Nautilus as help browser - first impressions.
- From: Alexander Kirillov <kirillov math sunysb edu>
- To: gnome-doc-list gnome org
- Subject: Nautilus as help browser - first impressions.
- Date: Wed, 23 Aug 2000 10:51:39 -0400
Hi:
I installed Nautilus 0.1 on my system (which was easy) and tested it
as a help browser. For the benefit of those of you who do not have
time to play with it, I wanted to share my findings. Ali, Laszlo: hope
it will be useful to you. BTW, I also put some screenshots on the web
http://www.math.sunysb.edu/~kirillov/nautilus
So: first of all, it does a good job of rendering man pages and decent
jopb of rendering sgml docs. But it still has a number of problems:
-------------
1. Help tree (in the left panel):
This tree contains "Applications",
"Development", "info", "manual" and "system". To my surprise, most
of man pages are *not* in the section "manual". For example man
pages for user commands (Section 1) are in Applications->Command
line and man pages for section 5 (File formats) are in System
->Configuration. I strongly object. I never thought that xeyes is
a command line application. On the other hand, tar is a command
line app - but info page for tar is not in Applications->Command
line. I'd rather have no attempt in categorization at all than
such half-baked one.
--------------
2. General problems: at the moment all docs are rendered using
gtkhtml (this will change to Mozilla, AFAIK). Gtkhtml is OK, but:
a. it provides no means of, say, changing the font used
b. I had problems with links: in 4 cases out of 5, when I tried to
click on a link, a single character was selected. It was very
frustrating
c. mailto: URL is currently not supported
--------------
3 Man pages:
Man pages are rendered very well - even complex ones. URL
"man:appname" or "man:appname.sectionnumber" both work
fine. However, it also shows an "index" at the end of a man page,
and the links in this index were not working for me.
--------------
4. Info pages:
Info pages are rendered OK. However:
a.
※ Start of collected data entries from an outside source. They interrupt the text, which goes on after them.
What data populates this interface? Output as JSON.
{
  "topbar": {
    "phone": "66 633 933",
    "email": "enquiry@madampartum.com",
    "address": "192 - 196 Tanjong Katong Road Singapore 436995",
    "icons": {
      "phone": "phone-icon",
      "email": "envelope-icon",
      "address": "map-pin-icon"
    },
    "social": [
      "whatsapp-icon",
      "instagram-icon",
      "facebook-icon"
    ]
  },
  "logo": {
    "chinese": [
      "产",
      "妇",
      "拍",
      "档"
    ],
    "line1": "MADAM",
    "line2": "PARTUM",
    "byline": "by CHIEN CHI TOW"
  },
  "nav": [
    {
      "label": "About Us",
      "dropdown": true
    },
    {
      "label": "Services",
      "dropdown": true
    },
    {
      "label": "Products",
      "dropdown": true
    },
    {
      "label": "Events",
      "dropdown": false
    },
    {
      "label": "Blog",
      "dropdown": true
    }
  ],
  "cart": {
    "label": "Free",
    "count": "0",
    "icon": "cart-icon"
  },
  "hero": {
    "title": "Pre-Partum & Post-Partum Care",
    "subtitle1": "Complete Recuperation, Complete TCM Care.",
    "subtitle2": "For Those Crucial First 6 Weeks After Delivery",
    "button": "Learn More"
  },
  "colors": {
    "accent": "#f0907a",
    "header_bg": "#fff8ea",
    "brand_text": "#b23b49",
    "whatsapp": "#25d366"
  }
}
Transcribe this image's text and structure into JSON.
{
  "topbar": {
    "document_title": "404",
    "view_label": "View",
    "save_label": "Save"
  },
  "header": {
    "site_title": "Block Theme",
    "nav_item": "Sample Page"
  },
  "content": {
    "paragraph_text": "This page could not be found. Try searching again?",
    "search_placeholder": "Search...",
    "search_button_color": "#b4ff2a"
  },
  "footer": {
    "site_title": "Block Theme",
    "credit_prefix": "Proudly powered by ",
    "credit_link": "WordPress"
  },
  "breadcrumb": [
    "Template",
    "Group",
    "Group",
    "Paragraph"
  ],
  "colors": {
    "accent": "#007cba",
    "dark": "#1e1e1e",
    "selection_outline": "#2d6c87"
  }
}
It can't find info pages if they do not have "info" in file
name. On my system, many info pages do not - e.g.,
/usr/info/emacs.gz. Thus, "info:emacs" does not work.
b. There is no way to view the top level info file (dir.info)
c. The headers/footers (with navigation labels "prev/next/up") are
way too wide
d. All sections of an info file are shown in one page - but you
have a footer at the end of each section and a header at the
beginning. so when one section ends and another begins you have a
footer of the first section and immediately under it a header of
the next. Ugly!
e. The links to subsections in table of contents of an info doc do
not work for me, and neither do navigation links in header/footer
--------------
5. html docs
at the moment, help:appname can't find "index.html" (fixed by Ali
in CVS, I believe), but "help:/path/to/file" works, and html docs
are rendered well.
-----------
6. sgml docs
I only tried "help:/pat/to/file.sgml". It works fast (on my system
- PIII 500Mhz, 128 Mb RAM) even for large ones like "GDP
handbook". But here are problems (some of them already discussed in
gnome-doc-list, but anyway):
a. It doesn't support enitites, even — and …
b. <xref> and <link> is only possible for sections/subsections: you
can't <xref> to a figure, a note, or a list entry.
c. It doesn't show <legalnotice> (I believe, Ali is working on this)
d. Some tags are not supported. Among them:
- <variablelist> is poorly supported; for example, <term> is
is not shown.
- <qandaset> (used in FAQs) is not supported
- <glossary> and related tags are not supported
-----------
Wishlist:
1. It'd be great if we could put the table of contents (TOC) of a doc in
the left panel so that you have a section shown in the right
panel and TOC in the left panel at the same time
2. I'd love to see TOC "expanding" - i.e., showing only top level
sections by default, but clicking on a section expands it so you
can see subsections, etc.
3. I think we really need a "print" button - for those who want to
print out a section of a manual and read it. Nothing fancy.
4. List of man pages or info pages is, by necessity, very long. Why
not group them by first letter (..pages starting with A;
...pages starting with B, etc)? Otherwise, you have to scroll a
lot to get to XFree86 page
Taht seems to be it - for now. I'd like to hear everybody's opinion on
which of these bugs are critical, and which we can live with.